Beades doing his thing

The complainants were understood to be adults who claimed they were abused by the man when they were children. Some of the allegations dated back more than 30 years and are alleged to have occurred in a school. Donegan claimed it was unfair to continue the proceedings having regard to delay in making complaints, his age, the availability of witnesses and material evidence, the generalised nature of the allegations and previous adverse media publicity. In March 2000 Paddy MacEntee SC told Judge Kelly the State had accepted there was no issue to be determined and the prosecution would not be pursued. An affidavit on behalf of the DPP stated that, in the light of a psychologist’s report, the DPP had decided the former politician was not in a position to stand trial due to his deteriorating mental condition. Beades has been pursuing a vendetta against Peter Kelly. In 2016 Judge Robert Haughton granted a preliminary application by the State to dismiss Beades’ case challenging the Government’s decision to nominate Kelly as President of the High Court as bound to fail; disclosing no reasonable cause of action; frivolous and vexatious and/or an abuse of process.
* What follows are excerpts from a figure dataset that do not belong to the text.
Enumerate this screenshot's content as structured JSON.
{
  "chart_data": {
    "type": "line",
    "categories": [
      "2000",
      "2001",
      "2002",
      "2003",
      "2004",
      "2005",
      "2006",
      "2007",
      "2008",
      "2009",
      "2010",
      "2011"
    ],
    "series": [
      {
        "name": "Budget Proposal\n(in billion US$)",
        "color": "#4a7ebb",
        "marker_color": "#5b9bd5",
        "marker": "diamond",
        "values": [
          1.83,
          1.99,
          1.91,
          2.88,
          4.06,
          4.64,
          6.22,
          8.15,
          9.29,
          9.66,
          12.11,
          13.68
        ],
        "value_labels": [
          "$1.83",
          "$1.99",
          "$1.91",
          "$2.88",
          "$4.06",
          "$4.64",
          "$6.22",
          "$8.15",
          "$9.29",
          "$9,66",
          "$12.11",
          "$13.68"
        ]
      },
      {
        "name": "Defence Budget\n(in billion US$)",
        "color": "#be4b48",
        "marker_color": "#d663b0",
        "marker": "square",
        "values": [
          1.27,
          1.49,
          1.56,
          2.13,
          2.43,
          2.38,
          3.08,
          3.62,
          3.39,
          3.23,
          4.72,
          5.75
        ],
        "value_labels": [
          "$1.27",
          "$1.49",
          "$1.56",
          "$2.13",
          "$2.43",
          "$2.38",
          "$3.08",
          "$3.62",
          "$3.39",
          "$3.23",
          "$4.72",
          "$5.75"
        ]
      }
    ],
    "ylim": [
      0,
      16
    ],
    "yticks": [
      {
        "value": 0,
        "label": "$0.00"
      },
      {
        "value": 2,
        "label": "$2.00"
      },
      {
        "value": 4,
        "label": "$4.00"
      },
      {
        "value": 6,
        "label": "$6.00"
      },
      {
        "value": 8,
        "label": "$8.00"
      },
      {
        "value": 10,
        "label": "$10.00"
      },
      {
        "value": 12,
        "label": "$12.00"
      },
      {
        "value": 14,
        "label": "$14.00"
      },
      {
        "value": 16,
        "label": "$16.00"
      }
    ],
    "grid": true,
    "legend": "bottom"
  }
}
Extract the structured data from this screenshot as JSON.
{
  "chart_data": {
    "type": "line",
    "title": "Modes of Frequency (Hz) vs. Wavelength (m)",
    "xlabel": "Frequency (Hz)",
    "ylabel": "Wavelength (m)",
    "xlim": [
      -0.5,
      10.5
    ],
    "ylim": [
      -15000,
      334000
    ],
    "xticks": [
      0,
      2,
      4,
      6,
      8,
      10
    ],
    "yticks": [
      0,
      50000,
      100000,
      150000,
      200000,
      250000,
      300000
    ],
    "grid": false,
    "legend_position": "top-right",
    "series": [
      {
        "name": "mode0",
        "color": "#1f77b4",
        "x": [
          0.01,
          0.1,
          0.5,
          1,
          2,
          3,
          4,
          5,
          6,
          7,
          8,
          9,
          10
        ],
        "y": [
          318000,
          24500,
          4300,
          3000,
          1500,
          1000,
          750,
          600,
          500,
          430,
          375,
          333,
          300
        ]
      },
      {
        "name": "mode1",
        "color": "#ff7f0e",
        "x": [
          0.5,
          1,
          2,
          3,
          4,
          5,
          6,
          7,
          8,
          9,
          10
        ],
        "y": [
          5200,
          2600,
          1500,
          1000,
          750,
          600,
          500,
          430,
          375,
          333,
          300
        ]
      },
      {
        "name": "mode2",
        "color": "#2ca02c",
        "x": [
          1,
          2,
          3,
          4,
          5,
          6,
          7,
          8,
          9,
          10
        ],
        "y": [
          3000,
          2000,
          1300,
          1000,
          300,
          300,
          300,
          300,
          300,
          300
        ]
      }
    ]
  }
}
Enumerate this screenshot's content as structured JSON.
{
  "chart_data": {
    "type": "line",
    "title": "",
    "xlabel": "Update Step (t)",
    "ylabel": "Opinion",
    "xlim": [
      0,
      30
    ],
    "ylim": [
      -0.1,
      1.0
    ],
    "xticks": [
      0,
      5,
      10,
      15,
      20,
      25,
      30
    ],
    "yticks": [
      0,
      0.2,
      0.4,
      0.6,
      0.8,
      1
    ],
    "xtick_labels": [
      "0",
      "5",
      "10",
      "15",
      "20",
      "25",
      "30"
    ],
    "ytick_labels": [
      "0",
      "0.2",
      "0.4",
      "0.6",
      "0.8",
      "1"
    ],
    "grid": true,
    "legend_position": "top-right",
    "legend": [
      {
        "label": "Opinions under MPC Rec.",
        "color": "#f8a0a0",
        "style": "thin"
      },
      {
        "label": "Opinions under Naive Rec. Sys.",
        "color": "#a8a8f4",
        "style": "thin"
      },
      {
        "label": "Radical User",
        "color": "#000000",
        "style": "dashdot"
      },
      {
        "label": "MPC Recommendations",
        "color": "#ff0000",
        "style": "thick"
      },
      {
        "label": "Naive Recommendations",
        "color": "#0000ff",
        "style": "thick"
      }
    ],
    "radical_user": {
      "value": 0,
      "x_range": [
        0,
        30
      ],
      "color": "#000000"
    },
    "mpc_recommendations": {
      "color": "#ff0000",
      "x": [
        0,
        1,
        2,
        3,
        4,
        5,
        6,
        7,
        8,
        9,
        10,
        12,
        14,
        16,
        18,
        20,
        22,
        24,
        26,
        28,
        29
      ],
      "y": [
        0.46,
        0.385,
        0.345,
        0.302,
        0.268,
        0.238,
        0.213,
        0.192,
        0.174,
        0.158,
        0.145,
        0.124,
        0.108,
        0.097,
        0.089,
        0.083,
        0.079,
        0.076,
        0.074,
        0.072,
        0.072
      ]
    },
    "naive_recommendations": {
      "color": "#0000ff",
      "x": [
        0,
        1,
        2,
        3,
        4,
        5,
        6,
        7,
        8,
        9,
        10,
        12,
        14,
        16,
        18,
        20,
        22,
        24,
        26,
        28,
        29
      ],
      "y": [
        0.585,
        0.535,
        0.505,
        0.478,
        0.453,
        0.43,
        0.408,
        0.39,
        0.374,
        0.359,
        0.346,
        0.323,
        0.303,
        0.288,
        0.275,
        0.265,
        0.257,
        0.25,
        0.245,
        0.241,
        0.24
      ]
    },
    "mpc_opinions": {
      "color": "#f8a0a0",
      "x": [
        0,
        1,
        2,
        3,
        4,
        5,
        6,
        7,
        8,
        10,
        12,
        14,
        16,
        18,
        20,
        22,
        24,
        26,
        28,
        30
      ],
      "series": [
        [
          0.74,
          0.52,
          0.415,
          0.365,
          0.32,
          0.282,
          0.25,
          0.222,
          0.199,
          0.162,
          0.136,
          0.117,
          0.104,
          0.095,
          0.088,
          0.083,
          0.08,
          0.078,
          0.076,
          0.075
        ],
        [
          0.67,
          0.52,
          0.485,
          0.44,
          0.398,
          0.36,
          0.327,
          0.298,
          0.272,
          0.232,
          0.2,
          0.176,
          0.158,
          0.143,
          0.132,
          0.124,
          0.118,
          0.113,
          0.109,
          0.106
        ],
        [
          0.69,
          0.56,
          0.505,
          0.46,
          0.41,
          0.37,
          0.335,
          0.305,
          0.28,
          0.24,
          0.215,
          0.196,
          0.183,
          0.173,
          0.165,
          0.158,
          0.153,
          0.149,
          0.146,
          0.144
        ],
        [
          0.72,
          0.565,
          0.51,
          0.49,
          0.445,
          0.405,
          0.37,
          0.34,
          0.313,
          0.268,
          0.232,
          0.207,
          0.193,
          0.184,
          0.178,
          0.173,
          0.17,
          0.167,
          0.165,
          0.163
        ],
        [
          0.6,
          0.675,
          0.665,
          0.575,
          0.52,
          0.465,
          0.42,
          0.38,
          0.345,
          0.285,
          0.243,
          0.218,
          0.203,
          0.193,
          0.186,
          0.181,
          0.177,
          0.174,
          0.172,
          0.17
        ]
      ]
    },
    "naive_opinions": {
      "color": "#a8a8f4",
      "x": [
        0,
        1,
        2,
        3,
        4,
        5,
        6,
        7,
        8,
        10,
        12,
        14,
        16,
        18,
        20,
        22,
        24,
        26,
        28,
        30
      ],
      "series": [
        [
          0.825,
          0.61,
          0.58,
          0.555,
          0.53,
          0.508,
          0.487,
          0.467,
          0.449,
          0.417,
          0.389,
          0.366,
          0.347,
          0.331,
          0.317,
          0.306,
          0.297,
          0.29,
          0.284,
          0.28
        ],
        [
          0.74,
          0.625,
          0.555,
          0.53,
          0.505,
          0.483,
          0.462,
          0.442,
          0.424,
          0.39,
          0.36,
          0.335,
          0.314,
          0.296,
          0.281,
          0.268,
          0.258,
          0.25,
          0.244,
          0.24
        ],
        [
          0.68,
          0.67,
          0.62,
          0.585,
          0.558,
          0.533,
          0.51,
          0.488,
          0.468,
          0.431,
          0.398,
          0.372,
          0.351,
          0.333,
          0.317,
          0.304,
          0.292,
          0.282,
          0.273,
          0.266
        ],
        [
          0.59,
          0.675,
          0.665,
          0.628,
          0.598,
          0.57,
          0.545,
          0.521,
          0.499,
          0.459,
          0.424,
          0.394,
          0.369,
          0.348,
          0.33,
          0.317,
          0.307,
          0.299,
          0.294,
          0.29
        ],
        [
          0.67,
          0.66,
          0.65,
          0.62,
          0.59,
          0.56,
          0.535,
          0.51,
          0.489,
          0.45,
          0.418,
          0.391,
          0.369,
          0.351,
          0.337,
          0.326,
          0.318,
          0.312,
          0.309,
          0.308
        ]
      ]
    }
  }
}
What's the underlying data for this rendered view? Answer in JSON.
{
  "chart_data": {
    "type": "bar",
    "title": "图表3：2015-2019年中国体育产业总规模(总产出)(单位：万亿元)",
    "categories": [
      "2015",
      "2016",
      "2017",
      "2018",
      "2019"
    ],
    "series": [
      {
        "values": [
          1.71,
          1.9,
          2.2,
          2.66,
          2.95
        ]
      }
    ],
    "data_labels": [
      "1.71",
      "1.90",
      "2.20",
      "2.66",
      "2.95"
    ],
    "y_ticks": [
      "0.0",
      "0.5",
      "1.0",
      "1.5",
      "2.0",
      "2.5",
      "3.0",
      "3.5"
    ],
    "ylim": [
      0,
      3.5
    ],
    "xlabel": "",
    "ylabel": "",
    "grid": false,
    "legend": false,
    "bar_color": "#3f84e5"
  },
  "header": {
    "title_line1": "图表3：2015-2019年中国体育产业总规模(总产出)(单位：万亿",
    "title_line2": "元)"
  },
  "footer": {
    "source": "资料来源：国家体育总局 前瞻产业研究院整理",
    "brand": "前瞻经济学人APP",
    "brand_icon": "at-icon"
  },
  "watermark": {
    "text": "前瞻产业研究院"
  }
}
Judge Haughton said a finding of improper purpose was borne out by Beades’ attempts to “read into the record” his allegations of unsuitability against Judge Kelly, which were “no more than allegations”, and by Beades’ statement that he had alerted the press to his case. In the Commercial Court in 2010, Peter Kelly ruled a receiver appointed by ACC Bank was entitled to orders for possession of certain premises in Richmond Road, Fairview, Dublin, against Fairlee Properties Ltd over non-payment of a €1.5m debt. Beades was a director of Fairlee and asked for a stay on the order, but the judge again told him he had no entitlement to appear on behalf of Fairlee. “You owe €1.5m to the bank and that is the reality of the situation and the sooner you face up to that the better”, the highly- judge told him. Apparently he still hasn’t.

 

Bankster

US media are reporting that Wilbur Ross, Trump’s Commerce Secretary, is in trouble for insider trading. A report commissioned by MEP Luke Ming Flanagan for the European Parliament, which got little traction in Ireland, alleges Ross got insider access to the accounts of Bank of Ireland which showed they were using pre-bust valuations of properties to inflate their loan book. He then sold the shares – at a half-billion euro profit – before this became public.